At that time, Fernandez’s 501(c)(3) non-profit foundation awarded two grants of $1,000 each to the City of Brownsville Parks & Recreation Department. The first funded building a Montezuma Cypress nursery at La Posada Park in Southmost. The second launched a project to repair the broken funerary monuments in Old City Cemetery.

Fernandez said the Montezuma Cypres nursery project was complected last month and now has 600 healthy Montezuma Cypress seedlings two feet high in a nursery greenhouse. The final expenditure in material and labor was closer to $7,000, given to the parks system, he said.

“This new project … involves the actual repair, re-stabilizing of foundations, and cleaning of tombstones within the cemetery. Over the years, there were many acts of vandalism inflicted upon this 171-year-old burial ground,” Fernandez stated in a commentary about the projects.

From the 1970s through the 1990s the cemetery saw what appeared to be the worst damage, inflicted by the Parra Gang and other groups, he said.

At the first City Commission meeting of 2003, Fernandez appeared before commissioners and then-Mayor Eddie Trevino to launch a plan that was called “Save Our Cemetery Association.”

It called for greater attention to the protection, repair and maintenance of the cemetery.

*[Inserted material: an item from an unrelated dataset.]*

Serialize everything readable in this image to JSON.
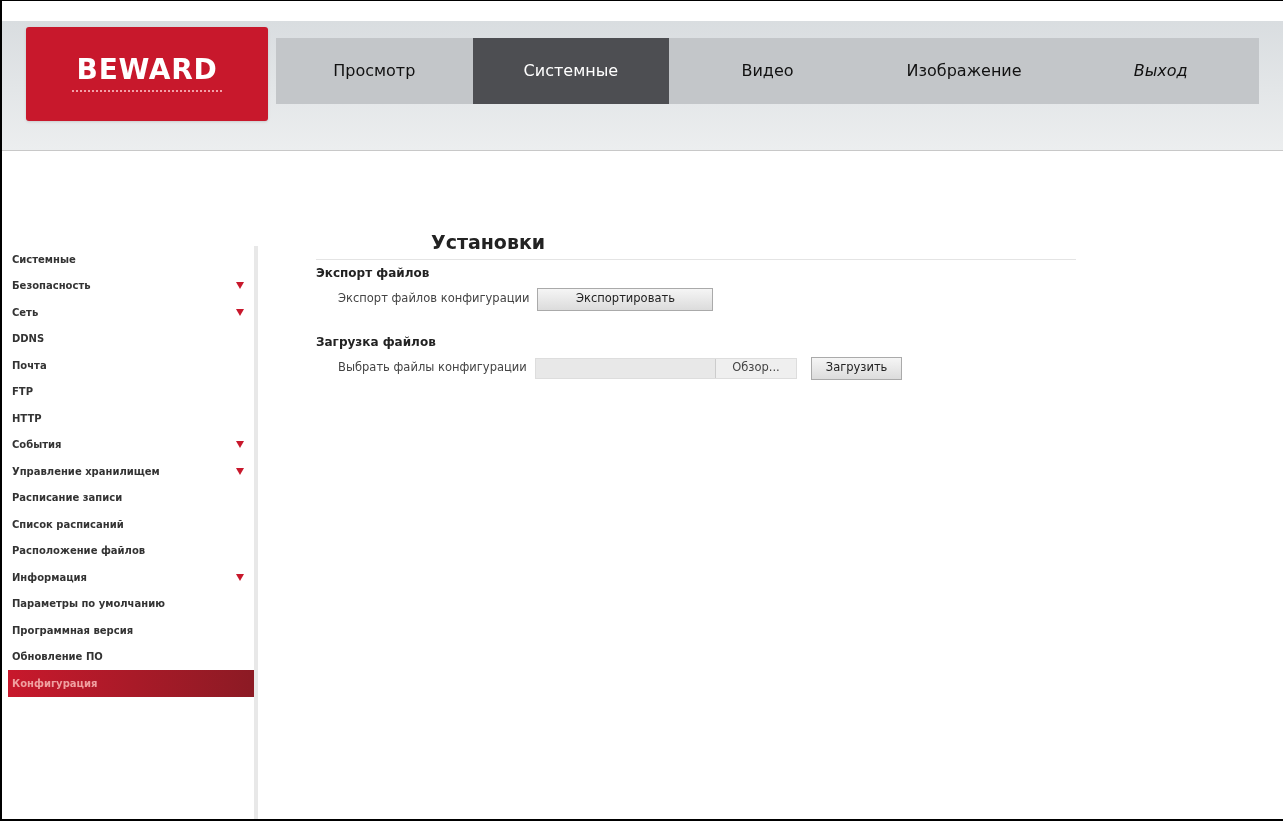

As a direct result, a grant was obtained to replace the old pea gravel carriage path with a very attractive route that was covered in brick pavers, Fernandez stated.

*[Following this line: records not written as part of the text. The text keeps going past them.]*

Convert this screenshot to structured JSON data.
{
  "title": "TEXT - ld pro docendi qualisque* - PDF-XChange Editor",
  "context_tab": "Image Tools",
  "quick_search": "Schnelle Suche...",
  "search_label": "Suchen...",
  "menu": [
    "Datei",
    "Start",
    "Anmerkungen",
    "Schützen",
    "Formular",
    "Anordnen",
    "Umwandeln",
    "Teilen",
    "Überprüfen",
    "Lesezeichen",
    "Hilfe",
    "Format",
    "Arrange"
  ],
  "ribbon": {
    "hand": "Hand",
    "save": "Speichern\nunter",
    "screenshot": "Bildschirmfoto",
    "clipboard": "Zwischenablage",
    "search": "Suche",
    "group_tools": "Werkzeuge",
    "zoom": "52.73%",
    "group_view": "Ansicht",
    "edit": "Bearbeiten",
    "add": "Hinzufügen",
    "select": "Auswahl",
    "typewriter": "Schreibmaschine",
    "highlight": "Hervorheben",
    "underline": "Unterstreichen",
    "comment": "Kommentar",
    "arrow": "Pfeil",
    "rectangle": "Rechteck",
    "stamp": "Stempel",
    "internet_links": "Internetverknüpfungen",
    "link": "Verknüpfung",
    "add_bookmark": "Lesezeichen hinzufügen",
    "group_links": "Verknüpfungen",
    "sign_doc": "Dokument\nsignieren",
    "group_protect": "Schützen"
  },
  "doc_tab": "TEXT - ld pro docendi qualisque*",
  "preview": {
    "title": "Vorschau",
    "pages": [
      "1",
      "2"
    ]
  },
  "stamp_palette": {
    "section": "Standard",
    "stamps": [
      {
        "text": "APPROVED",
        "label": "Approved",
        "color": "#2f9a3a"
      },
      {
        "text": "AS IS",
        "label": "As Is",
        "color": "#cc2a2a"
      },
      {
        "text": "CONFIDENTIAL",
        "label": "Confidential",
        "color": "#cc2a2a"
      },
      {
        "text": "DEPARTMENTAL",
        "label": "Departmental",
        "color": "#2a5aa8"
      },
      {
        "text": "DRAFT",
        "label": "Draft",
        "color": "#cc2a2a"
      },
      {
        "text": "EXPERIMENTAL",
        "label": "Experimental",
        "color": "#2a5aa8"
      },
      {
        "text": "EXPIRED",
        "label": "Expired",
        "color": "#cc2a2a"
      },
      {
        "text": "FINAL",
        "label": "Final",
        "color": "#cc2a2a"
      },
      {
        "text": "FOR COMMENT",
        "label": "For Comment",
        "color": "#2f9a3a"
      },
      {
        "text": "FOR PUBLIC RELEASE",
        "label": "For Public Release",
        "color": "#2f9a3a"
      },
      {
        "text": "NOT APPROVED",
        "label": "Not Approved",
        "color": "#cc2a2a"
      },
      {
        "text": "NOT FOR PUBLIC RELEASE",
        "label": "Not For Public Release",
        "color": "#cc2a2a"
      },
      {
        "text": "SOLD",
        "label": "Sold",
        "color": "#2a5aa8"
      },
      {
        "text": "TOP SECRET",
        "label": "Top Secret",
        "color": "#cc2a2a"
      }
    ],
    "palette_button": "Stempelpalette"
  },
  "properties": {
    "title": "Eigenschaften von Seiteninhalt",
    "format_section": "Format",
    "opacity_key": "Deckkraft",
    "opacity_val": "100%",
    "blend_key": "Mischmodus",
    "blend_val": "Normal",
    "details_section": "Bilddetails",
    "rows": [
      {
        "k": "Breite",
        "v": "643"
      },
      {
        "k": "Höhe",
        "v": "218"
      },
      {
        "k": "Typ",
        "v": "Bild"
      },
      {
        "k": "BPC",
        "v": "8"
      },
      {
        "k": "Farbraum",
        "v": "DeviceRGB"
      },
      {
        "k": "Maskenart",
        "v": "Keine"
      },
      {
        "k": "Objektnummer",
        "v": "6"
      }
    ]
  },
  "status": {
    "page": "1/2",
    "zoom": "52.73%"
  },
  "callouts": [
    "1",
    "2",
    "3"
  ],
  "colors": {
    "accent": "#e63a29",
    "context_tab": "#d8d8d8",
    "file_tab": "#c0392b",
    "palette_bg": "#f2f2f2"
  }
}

“Beyond this, the area security lighting was enhanced and six security cameras were installed Brownsville police officers were instructed to perform frequent drive-throughs of the cemetery as well. The suggestion was made in the initial project outline that the cemetery be inducted into the city parks system and be maintained by Greens Division thereafter,” Fernandez said.

Black-bellied whistling ducks are seen at Old City Cemetery Monday afternoon, Jan. 30, 2023, in Brownsville. (Miguel Roberts/The Brownsville Herald)

“This movement greatly reduced the presence of vagrants and also the vandalism was decreased to an appreciable degree,” he said.

The present repair project identified 48 priority monuments that would receive attention on various levels. Generally speaking, the majority of the damage that was done to the tombstones was classified as breakages of the marble “tablets,” caused by malicious toppling by the vandals.

The tombstone bases have been set vertically since the 2003 start date, but the broken shards of marble remained alongside until now. Logistically, the smaller pieces of broken tablature will be cleaned on their joining surfaces and a very special epoxy will be applied, and these monuments will be reconstructed back to their original form, Fernandez said.

“The larger stones will be carefully lifted, utilizing scaffolding and chain hoist mechanisms with nylon rope tethers to allow for the re-joining of the sections. If bases are in need of being brought to level, this operation will be performed as well. Any fissures along the break lines will be filled with a special white marble dust and epoxy mixture. The last function will be the spraying of the stones with a special patented anti-mold and stain removal solution,” Fernandez stated.

“This new project … involves the actual repair, re-stabilizing of foundations, and cleaning of tombstones within the cemetery. Over the years, there were many acts of vandalism inflicted upon this 171-year-old burial ground,” Fernandez stated in a commentary about the projects.

Once the initial four-dozen monuments are repaired, additional lots will be added to the project list in hopes of bringing this historic cemetery back to a semblance of its former glory. The overall timetable for the project should take (easily) four months and shall be performed at no cost to the city or the plot/compound owners. The work will be done in a manner that should leave little or no criticism as pertains to job quality, and the materials used will guarantee that the repairs will be permanent, he said.

Fernandez also said the South Texas Center for Historical & Genealogical Research would like to fund the procurement and placement of ceramic numeral sets to be laid along curb sides to mark the positions of the perpendicular “blocks” of the burial rows.